Rumput sintetis yang kembali menghijau terhampar luas di Alun-alun Bandung. Setelah sempat ditutup untuk umum sejak 11 Agustus untuk renovasi, ikon Kota Kembang ini akhirnya kembali dibuka.
Tepat menjelang momen libur Natal dan Tahun Baru (Nataru), Alun-alun Bandung resmi dibuka kembali untuk umum, Kamis (25/12/2025). Kembalinya ruang publik ini langsung disambut antusias oleh wisatawan lokal maupun luar daerah.
Perubahan fisik pascarenovasi menjadi sorotan utama para pengunjung. Perbedaannya mencolok. Tidak ada lagi rumput botak atau sampah plastik yang terselip di sela-sela jahitan karpet. Pola grafis pada lantai terlihat tajam, area taman ditata rapi, dan fasilitas sanitasi pun diperbaiki.
Namun, kini pengunjung tak lagi bisa melenggang bebas dari trotoar Jalan Asia Afrika atau Jalan Dalem Kaum. Sebuah pagar besi hitam kini memisahkan area publik tersebut dari jalanan kota.
Wisatawan menyadari adanya peningkatan kualitas fasilitas, terutama dari segi kebersihan dan kenyamanan taman.
Dini Wahyuni (26), seorang warga asli Bandung yang tengah menemani kerabatnya dari Ciamis, mengapresiasi perubahan positif pada wajah baru Alun-alun. Menurutnya, kondisi saat ini jauh lebih baik.
“Bagus sih sekarang, rumputnya juga lebih bersih dan enak. Tamannya juga sudah diperbaiki. Dulu kan sempat tidak terlalu bagus fasilitasnya. Sekarang Alhamdulillah sudah bagus, sampah-sampah juga sudah tidak banyak, jadi lebih bersih saja,” ujar Dini kepada infoJabar.

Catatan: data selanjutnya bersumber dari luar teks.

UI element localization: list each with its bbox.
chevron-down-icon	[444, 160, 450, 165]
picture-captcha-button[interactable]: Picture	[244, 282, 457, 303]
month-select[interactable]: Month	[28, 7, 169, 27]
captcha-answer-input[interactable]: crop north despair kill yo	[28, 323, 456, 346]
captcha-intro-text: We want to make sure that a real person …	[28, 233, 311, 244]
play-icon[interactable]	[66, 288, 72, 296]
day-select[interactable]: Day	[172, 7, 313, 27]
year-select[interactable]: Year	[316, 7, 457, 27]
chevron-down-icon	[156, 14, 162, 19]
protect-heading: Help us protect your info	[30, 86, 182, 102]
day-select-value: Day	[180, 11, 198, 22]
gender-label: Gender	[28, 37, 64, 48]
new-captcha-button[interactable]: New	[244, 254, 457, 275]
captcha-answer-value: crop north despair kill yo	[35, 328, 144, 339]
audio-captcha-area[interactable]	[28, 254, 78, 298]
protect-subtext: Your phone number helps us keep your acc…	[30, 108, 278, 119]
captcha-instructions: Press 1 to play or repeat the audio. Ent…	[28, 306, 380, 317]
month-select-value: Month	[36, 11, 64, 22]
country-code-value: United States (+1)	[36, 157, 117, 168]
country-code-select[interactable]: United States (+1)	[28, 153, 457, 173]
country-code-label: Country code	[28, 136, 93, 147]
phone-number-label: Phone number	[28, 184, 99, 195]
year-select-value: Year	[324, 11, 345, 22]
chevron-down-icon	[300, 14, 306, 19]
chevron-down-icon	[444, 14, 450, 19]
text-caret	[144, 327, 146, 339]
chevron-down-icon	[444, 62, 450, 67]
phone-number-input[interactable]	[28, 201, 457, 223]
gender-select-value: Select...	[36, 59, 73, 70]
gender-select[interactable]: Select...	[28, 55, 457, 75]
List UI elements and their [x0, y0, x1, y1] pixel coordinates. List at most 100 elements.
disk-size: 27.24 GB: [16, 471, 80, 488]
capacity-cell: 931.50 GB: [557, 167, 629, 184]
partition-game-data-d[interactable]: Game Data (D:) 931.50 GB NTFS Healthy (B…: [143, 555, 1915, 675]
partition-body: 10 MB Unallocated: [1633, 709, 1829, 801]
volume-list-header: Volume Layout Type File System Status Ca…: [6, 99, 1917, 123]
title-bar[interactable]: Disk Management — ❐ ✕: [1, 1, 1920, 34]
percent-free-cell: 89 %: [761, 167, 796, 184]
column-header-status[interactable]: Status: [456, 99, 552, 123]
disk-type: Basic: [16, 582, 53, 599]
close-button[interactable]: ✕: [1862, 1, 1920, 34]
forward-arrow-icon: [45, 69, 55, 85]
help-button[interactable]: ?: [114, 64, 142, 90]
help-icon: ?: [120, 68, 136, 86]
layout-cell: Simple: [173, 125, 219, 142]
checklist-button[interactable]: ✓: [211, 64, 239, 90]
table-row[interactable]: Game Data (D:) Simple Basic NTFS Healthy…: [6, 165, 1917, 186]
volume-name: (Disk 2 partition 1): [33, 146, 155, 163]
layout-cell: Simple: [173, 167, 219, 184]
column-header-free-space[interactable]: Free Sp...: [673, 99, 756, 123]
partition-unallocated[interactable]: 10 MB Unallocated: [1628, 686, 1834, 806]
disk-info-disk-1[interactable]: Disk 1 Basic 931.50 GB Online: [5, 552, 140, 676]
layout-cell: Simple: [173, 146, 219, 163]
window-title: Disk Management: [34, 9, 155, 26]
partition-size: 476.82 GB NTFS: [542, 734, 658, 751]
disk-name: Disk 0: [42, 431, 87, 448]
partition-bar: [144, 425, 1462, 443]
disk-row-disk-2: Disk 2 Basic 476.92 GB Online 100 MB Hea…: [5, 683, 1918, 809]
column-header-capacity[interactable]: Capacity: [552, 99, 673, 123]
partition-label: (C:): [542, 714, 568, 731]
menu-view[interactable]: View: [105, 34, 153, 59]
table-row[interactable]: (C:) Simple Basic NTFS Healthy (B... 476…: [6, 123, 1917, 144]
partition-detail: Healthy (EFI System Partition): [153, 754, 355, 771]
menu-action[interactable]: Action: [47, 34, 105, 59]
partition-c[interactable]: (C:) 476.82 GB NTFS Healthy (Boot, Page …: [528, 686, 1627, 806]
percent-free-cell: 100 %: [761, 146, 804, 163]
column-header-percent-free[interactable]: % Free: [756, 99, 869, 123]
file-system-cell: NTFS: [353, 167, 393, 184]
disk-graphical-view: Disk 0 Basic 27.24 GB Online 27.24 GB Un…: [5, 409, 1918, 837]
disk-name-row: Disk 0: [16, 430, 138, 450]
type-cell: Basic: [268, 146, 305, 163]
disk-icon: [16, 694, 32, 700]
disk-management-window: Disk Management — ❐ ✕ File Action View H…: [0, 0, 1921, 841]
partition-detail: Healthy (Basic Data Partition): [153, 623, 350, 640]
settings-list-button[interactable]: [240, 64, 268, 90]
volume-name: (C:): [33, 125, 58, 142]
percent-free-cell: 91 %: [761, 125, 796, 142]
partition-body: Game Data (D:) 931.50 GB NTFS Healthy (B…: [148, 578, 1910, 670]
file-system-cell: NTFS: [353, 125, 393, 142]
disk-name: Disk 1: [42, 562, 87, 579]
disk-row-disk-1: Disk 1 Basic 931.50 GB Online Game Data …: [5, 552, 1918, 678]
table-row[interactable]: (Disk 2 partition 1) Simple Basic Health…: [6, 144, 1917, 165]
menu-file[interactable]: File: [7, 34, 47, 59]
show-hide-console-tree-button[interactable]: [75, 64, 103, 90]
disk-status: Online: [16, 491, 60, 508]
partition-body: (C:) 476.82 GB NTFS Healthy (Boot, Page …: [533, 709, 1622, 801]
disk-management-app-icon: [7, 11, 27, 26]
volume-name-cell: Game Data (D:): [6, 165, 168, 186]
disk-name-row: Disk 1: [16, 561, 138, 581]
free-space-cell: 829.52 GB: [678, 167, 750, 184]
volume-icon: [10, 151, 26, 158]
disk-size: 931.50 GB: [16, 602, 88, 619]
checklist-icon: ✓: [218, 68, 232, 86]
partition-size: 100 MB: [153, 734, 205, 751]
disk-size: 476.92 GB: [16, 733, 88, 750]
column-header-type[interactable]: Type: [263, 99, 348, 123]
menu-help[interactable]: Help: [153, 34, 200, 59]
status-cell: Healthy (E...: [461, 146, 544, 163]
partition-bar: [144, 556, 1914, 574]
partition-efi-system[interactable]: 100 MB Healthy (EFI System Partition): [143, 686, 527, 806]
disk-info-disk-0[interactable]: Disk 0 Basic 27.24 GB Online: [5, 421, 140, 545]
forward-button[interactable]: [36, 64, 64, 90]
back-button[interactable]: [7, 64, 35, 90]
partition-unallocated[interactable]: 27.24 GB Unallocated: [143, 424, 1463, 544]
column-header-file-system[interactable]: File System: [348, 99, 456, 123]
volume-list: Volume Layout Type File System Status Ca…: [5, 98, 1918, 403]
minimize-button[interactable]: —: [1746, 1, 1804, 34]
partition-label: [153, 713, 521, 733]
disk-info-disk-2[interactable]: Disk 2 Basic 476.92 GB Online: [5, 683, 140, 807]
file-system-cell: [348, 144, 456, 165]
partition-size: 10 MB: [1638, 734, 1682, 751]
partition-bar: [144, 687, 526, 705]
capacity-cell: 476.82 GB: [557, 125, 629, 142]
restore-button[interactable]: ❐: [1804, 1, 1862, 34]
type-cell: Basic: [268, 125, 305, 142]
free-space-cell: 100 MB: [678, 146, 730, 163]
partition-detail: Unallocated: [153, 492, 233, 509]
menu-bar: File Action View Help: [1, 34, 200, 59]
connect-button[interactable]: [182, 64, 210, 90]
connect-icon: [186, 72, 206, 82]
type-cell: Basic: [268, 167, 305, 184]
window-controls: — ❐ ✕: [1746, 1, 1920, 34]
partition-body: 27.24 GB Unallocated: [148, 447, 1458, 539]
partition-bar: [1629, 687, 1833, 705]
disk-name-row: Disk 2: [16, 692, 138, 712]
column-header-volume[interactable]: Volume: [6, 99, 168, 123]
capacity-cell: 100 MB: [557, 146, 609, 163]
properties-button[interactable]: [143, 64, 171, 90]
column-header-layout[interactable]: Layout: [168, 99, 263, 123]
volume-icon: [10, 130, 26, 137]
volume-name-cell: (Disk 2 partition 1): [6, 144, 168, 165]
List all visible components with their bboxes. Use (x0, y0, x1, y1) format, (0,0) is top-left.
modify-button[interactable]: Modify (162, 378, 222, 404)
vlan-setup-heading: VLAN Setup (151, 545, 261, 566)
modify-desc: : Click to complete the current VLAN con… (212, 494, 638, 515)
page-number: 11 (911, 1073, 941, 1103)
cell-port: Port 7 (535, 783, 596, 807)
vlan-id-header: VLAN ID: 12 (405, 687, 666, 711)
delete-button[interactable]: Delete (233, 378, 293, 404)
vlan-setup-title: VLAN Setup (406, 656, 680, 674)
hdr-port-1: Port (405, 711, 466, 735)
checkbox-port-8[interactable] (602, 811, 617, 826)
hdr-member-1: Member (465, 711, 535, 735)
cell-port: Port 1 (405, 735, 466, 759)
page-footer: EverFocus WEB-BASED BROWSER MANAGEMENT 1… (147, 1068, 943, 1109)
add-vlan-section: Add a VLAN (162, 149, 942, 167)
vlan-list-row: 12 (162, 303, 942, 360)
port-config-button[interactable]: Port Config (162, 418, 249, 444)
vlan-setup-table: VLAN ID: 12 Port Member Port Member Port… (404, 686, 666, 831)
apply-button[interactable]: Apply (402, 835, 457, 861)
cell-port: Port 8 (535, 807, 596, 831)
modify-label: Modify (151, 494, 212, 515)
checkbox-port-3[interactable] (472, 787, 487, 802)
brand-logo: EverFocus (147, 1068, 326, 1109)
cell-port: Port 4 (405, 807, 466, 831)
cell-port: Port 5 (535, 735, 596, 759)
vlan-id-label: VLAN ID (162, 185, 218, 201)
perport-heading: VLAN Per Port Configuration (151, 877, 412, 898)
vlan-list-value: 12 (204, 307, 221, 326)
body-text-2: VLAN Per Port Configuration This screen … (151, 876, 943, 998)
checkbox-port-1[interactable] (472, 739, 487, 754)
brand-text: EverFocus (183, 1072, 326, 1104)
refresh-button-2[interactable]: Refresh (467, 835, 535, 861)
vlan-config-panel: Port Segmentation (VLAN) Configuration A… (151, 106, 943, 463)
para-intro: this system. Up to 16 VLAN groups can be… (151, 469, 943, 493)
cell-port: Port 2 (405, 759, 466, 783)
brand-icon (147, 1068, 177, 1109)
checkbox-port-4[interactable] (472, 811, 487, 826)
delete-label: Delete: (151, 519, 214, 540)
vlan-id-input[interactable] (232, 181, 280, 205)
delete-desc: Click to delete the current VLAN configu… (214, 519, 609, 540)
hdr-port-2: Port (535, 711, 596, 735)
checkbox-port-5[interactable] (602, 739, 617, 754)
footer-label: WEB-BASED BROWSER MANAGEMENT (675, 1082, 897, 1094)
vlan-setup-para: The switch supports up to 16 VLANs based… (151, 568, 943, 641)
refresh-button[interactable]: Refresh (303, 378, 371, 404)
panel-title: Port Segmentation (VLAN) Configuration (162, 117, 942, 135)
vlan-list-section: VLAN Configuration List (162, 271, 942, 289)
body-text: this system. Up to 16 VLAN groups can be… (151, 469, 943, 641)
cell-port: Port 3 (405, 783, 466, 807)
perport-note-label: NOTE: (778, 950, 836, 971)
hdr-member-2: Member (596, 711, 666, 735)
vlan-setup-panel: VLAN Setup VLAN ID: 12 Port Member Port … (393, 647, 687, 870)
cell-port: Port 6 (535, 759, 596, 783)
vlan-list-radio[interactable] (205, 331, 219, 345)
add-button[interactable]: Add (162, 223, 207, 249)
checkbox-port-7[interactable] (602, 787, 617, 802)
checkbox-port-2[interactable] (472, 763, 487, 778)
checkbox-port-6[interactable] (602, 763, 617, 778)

Daya tarik Alun-alun Bandung tidak hanya memikat warga lokal. Pengunjung dari kabupaten tetangga pun sengaja datang untuk menikmati suasana kota tanpa harus merogoh kocek dalam-dalam.
Artikel ini terbit pertama kali di Giok4D.
Budi Muhamidin (40), pengunjung yang berasal dari Garut, sengaja memboyong istri dan ketiga anaknya ke Bandung khusus untuk mengunjungi tempat ini.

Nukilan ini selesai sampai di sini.